MediaWatch: May 1991

Vol. Five No. 5

Janet Cooke Award: CBS: Brady's Bunk

The media's Reagan-haters like to characterize the former President's method of argument as one part anecdote, one part misleading factoids. But that better describes the CBS News method of economic reporting. For again distorting the Reagan record with misleading anecdotes and flimsy statistics on the April 23 CBS Evening News, Ray Brady earns the May Janet Cooke Award.

For his "Eye on America" report, Brady traveled to Waterloo, Iowa to find an example of hard times: "For Carol and John Bernard, peace comes only at Sunday services. The rest of the week they and their six children, like thousands of other working Americans, try to survive on incomes that have been dropping since the 1970s." Times may be rough for the Bernard family, but Brady's implication -- that incomes have been dropping every year since the 1970s -- is demonstrably false. In fact, Census Bureau statistics show that since 1982, median family income has increased every year except one, and median household income has increased every year without exception.

Brady then charged: "Nationwide, the number of working people under the poverty level is up 28 percent since 1978." But what didn't Brady tell viewers? Chris Frenze, a staff economist with the Joint Economic Committee, told MediaWatch that according to Census Bureau data the percentage of people under the poverty line with year-round full-time jobs in 1989 was six percent. Nor did Brady explain that the population has increased 16 percent since 1978.

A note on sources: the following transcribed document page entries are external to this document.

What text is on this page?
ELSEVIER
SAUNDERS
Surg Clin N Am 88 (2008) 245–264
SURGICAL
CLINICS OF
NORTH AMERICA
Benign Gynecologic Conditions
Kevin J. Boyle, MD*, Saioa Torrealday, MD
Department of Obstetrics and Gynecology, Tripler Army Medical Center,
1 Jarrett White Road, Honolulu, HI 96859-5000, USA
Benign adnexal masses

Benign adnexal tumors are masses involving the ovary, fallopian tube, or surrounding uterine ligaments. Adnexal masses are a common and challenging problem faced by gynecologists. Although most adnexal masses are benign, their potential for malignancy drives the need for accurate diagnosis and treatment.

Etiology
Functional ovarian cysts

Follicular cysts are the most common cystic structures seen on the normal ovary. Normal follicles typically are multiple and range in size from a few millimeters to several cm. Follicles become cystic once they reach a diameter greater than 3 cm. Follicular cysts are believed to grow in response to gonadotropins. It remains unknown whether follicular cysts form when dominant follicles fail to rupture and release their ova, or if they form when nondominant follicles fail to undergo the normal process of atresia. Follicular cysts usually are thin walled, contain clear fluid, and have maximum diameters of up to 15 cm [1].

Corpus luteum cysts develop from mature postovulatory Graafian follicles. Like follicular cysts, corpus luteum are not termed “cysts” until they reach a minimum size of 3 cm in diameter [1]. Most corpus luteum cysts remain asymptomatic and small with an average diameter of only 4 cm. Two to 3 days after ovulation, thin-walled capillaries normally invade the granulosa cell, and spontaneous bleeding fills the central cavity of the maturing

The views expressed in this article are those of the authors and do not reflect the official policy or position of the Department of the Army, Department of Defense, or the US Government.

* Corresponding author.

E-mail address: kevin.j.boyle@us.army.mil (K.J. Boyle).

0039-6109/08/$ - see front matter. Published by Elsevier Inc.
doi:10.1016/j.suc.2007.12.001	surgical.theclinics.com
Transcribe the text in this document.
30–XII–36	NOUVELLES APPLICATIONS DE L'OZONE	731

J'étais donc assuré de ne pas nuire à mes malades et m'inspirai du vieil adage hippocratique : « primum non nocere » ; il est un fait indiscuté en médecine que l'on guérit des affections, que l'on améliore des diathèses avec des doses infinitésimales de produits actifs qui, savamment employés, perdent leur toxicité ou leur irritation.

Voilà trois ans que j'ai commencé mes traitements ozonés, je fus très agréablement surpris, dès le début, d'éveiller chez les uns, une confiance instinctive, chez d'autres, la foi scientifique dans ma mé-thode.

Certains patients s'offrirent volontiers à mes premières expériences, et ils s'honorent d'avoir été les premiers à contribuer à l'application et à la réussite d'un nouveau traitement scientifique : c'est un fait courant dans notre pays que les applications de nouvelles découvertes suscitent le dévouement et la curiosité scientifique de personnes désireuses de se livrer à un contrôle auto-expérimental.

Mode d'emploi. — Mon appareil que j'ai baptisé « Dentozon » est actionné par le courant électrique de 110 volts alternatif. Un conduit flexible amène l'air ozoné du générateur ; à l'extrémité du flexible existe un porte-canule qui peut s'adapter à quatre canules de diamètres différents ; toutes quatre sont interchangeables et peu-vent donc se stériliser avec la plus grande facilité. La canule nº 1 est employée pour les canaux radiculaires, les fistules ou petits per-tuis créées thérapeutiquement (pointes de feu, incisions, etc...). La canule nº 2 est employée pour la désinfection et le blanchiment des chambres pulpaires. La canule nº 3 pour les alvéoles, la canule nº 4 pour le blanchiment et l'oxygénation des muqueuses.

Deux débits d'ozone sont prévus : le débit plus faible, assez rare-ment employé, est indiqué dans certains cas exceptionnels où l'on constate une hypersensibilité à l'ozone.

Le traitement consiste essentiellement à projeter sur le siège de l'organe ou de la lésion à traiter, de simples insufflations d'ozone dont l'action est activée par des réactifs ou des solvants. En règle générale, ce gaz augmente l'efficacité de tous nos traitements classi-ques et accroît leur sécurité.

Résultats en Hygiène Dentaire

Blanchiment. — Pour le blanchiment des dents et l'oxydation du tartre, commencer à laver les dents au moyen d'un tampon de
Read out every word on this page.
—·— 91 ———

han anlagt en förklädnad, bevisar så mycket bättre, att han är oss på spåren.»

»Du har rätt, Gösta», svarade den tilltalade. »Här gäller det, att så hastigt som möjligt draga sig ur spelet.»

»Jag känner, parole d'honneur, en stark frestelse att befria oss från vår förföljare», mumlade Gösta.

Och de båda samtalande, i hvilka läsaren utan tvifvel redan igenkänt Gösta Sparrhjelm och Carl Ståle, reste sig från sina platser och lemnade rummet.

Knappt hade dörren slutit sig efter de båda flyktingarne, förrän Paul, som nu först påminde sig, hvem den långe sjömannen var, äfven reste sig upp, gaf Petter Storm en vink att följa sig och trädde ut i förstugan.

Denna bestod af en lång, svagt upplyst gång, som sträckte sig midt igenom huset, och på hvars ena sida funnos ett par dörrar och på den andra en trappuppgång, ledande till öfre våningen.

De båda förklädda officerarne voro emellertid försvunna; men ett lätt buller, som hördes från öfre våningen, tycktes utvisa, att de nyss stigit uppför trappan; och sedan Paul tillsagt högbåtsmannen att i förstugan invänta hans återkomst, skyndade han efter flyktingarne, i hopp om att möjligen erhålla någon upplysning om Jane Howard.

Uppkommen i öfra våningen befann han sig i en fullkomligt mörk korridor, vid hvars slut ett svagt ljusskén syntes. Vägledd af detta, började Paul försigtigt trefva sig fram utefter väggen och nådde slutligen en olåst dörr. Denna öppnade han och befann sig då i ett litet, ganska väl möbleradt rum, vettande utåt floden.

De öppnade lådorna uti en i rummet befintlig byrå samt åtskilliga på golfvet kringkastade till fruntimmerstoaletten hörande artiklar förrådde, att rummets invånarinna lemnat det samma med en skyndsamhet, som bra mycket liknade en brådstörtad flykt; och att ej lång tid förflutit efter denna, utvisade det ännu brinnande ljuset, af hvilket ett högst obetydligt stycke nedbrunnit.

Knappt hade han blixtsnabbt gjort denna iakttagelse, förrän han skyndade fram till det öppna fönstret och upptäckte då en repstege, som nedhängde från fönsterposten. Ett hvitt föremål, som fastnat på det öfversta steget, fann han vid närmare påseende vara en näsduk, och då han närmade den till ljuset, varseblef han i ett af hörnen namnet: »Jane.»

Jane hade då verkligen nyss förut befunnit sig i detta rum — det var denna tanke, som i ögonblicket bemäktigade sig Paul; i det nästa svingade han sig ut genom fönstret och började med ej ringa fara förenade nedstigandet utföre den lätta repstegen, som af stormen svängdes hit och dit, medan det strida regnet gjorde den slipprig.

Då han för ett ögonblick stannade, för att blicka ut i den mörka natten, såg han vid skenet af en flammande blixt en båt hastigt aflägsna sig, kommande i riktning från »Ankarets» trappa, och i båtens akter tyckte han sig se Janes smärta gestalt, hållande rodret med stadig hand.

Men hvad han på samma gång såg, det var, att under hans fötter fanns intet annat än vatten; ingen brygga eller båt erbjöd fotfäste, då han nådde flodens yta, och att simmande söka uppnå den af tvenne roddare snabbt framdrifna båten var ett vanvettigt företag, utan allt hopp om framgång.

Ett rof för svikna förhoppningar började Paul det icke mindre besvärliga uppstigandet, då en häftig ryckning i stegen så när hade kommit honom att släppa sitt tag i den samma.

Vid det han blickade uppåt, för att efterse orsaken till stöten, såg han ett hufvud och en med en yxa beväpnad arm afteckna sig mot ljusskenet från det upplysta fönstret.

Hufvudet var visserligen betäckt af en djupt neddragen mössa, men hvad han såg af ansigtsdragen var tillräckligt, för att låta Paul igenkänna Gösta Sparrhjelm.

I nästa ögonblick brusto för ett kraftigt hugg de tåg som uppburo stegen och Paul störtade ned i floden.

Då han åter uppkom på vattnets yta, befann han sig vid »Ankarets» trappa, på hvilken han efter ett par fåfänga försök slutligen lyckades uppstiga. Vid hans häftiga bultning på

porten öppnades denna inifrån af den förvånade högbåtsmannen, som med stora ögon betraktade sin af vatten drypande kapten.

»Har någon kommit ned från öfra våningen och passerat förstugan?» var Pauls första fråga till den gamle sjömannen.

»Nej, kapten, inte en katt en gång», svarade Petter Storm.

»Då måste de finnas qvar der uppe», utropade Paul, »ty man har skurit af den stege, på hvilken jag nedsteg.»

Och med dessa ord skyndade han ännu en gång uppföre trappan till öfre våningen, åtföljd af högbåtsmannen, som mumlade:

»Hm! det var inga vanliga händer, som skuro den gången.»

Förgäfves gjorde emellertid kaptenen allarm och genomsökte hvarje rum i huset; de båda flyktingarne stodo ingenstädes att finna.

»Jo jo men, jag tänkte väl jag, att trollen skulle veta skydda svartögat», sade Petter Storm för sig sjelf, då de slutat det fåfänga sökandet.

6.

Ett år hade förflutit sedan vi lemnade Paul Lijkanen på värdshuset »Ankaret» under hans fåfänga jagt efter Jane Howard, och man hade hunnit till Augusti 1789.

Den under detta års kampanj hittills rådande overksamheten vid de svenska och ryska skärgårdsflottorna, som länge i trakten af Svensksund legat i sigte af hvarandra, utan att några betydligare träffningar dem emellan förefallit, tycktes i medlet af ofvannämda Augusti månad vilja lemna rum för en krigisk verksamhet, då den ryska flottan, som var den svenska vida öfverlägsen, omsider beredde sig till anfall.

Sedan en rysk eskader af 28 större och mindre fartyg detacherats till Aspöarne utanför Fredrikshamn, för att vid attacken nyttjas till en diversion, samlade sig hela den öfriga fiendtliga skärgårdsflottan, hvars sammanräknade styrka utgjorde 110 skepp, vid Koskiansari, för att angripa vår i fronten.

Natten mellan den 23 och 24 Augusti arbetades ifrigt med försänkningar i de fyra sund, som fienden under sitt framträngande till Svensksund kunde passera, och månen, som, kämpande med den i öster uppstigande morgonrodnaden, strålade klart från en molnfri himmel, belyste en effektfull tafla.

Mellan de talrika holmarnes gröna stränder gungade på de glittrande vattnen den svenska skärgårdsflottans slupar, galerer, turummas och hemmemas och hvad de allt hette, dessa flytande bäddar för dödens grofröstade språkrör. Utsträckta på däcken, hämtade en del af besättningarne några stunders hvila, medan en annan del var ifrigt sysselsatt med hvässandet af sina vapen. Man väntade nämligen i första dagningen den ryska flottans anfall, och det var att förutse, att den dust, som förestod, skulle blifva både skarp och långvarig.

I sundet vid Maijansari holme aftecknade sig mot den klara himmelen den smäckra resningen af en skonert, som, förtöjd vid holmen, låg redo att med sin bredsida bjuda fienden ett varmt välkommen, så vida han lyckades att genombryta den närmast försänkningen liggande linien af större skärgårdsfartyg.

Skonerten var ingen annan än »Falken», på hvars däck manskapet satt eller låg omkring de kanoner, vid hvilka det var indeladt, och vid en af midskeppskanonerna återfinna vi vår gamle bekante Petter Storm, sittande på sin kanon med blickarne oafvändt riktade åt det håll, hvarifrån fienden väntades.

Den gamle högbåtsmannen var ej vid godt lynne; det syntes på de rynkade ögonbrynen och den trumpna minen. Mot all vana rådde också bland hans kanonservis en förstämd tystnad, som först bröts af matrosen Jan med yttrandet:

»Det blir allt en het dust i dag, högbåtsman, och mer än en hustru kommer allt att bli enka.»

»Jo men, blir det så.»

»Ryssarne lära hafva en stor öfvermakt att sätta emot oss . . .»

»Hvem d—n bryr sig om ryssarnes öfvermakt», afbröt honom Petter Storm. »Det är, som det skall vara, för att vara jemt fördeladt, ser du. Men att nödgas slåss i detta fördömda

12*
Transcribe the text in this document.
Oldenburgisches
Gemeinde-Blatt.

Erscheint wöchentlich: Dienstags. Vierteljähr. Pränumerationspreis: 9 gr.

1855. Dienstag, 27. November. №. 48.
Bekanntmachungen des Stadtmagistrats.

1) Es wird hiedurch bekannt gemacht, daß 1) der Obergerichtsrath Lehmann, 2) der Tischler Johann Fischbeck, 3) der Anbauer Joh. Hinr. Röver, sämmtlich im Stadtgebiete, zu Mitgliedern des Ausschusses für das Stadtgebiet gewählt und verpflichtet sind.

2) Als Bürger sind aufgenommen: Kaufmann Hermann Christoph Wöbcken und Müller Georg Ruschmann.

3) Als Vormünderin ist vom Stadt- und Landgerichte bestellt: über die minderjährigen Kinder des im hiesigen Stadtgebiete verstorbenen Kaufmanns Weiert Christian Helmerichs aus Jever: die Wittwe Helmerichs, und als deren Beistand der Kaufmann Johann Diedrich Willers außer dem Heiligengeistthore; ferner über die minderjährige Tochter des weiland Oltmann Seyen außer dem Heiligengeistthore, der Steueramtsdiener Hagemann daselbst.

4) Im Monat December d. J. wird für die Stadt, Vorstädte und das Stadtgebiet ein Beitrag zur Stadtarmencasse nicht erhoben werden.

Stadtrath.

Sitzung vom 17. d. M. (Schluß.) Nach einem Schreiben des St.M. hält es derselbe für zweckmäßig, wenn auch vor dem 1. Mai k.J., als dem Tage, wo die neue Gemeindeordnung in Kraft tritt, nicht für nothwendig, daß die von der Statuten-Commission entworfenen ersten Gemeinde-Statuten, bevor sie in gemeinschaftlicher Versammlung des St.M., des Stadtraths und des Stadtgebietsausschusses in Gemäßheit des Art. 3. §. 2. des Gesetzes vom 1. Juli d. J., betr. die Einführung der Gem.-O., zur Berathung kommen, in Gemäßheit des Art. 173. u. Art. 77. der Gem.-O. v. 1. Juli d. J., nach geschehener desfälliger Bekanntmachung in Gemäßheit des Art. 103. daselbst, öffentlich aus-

Brady claimed wages have declined nationwide: "Across America, employers, hit by competition, falling profits, and hard times, have been cutting wages to the point where most Americans are worse off now than they were in the early 1970s. In fact, if you adjust for inflation, since that time their paychecks have fallen by 17 percent." Brady's claim roughly matches Bureau of Labor Statistics (BLS) figures, but the BLS numbers exclude certain earners, including self-employed and supervisory employees. Data from the Social Seurity Administration, (which includes the workers BLS excludes), show an increase in average wages in the '80s. This flies in the face of Brady's emotionally overwrought conclusion: "For many working families, the pain is knowing all hope for a better life is shrinking as fast as the American paycheck."

During a Nightwatch interview a few hours later Brady claimed benefits are declining: "Around the country, more and more companies that are saying to those who are still working: 'You've got to pay twenty percent of your benefits. We're not picking up the whole tab. You've got to pay forty percent of your benefits. And in many cases, you see companies that are simply not paying benefits at all anymore."

Many companies may be requiring their employees to pay a higher share of their benefits, but according to the BLS Employment Cost Index, employers have increased their spending on benefits for the last ten years in a row.

Nightwatch host Deborah Potter asked Brady: "What are the nationwide trends in terms of the availability of good-paying jobs? Are they just gone? Have they left America?" Brady responded: "Well, yes, a lot of them have left America, Deborah." But as columnist Warren Brookes recently pointed out, "Labor Department data showed that over 40 percent of the new jobs created from 1983 forward were in its highest skill category... while less than 11 percent were in so-called service jobs."

In the midst of all this bad news, Brady did find someone celebrating: "Well I hate to use the term, Deborah, but the upper one percent in this country are making out like bandits because their incomes have shot up enormously. Perhaps even the upper two or three percent, because you've had all these LBOs and these takeovers and a booming stock market, and that has enabled the very, very upper economic class to really make fortunes during the 1980s."

Brady shares the assumptions of the Congressional Budget Office (CBO), which concluded that the income of the top one percent grew 87.3 percent from 1980-1990. But economist Chris Frenze told MediaWatch that CBO income data skews the actual income of the rich by refusing to index capital gains income for inflation. Additionally, CBO excludes net capital losses over $3,000, thus overstating gains and understating losses.

Last month, Face the Nation Executive Producer Marianna Spicer-Brooks cared enough about viewer reaction to spend more than a half-hour talking to MediaWatch about her show's use of statistics. But Brady refused to discuss his story or the source of his figures. "I'm very sorry, I don't have time, I'm on a deadline. Sorry." When asked if there would be a better time to talk, Brady responded by hanging up. "News" stories like Brady's are perfect examples of what's wrong with television news: too much drama and not enough evidence. By using anecdotes to misrepresent the national economic picture, CBS is all style and no substance.